Kate Douglas in Evonomics:
Using a mathematical model of price fluctuations, for example, Bell has shown that prestige bias – our tendency to copy successful or prestigious individuals – influences pricing and investor behaviour in a way that creates or exacerbates market bubbles.
We also adapt our decisions according to the situation, which in turn changes the situations faced by others, and so on. The stability or otherwise of financial markets, for instance, depends to a great extent on traders, whose strategies vary according to what they expect to be most profitable at any one time. “The economy should be considered as a complex adaptive system in which the agents constantly react to, influence and are influenced by the other individuals in the economy,” says Kirman.

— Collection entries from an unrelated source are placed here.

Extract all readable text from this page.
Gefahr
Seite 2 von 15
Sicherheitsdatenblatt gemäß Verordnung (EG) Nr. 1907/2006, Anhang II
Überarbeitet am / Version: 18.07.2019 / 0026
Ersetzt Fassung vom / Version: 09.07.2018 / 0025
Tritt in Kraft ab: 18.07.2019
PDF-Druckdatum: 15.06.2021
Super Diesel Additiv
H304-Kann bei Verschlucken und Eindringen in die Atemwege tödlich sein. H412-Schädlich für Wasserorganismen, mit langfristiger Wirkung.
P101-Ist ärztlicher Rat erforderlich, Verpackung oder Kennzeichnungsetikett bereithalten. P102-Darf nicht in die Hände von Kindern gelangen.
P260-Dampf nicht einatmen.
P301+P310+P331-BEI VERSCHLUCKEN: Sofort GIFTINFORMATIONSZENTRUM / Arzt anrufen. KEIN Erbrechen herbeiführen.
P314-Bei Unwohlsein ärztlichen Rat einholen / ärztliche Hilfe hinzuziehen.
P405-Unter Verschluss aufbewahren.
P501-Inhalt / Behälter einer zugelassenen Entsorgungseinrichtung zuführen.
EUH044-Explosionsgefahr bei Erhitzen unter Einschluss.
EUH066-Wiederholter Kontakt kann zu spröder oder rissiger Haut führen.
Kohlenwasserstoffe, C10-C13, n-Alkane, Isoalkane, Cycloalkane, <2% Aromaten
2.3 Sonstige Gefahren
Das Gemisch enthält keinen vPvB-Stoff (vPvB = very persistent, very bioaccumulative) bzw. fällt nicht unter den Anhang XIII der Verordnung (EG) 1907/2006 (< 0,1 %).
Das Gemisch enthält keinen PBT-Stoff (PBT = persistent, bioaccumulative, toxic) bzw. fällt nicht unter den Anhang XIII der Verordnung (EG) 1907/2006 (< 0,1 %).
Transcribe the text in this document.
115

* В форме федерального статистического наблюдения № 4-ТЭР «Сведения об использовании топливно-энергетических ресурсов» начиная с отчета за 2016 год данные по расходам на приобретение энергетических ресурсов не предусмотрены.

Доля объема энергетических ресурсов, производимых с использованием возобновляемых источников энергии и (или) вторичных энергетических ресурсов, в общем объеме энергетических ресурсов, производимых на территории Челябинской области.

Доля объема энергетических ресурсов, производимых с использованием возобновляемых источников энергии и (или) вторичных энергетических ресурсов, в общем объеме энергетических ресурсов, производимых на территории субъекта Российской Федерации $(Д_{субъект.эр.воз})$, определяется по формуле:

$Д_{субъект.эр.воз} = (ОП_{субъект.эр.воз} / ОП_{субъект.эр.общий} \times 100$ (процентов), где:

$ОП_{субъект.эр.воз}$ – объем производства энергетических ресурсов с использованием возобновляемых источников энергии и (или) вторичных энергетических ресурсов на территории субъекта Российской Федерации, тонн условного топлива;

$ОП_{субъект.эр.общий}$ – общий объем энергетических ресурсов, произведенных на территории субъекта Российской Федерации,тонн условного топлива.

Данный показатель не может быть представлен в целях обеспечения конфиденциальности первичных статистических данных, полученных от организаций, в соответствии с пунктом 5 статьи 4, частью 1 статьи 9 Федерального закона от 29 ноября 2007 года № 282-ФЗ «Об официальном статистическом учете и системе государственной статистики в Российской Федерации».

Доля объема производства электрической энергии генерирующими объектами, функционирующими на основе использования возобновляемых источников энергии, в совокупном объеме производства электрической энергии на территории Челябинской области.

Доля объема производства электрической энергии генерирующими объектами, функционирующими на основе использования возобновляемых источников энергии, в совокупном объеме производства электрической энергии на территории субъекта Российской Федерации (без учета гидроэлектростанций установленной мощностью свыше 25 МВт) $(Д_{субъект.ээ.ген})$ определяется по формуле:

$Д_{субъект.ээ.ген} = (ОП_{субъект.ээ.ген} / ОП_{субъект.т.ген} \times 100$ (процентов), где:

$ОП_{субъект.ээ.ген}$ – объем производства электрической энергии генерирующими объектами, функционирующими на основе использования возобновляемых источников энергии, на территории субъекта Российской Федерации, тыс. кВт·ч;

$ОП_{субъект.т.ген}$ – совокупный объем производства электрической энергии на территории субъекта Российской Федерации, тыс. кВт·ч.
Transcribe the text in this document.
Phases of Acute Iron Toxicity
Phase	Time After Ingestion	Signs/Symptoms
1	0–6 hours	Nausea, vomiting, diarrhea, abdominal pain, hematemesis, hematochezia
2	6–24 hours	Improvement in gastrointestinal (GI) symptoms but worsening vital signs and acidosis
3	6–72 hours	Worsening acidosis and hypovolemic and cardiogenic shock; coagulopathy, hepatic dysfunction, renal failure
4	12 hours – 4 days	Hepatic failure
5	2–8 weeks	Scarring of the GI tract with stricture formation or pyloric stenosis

This is where biologists might help. Some researchers are used to exploring the nature and functions of complex interactions between networks of individuals as part of their attempts to understand swarms of locusts, termite colonies or entire ecosystems. Their work has provided insights into how information spreads within groups and how that influences consensus decision-making, says Iain Couzin from the Max Planck Institute for Ornithology in Konstanz, Germany – insights that could potentially improve our understanding of financial markets.
Take the popular notion of the “wisdom of the crowd” – the belief that large groups of people can make smart decisions even when poorly informed, because individual errors of judgement based on imperfect information tend to cancel out. In orthodox economics, the wisdom of the crowd helps to determine the prices of assets and ensure that markets function efficiently. “This is often misplaced,” says Couzin, who studies collective behaviour in animals from locusts to fish and baboons.
By creating a computer model based on how these animals make consensus decisions, Couzin and his colleagues showed last year that the wisdom of the crowd works only under certain conditions – and that contrary to popular belief, small groups with access to many sources of information tend to make the best decisions.
That’s because the individual decisions that make up the consensus are based on two types of environmental cue: those to which the entire group are exposed – known as high-correlation cues – and those that only some individuals see, or low-correlation cues. Couzin found that in larger groups, the information known by all members drowns out that which only a few individuals noticed.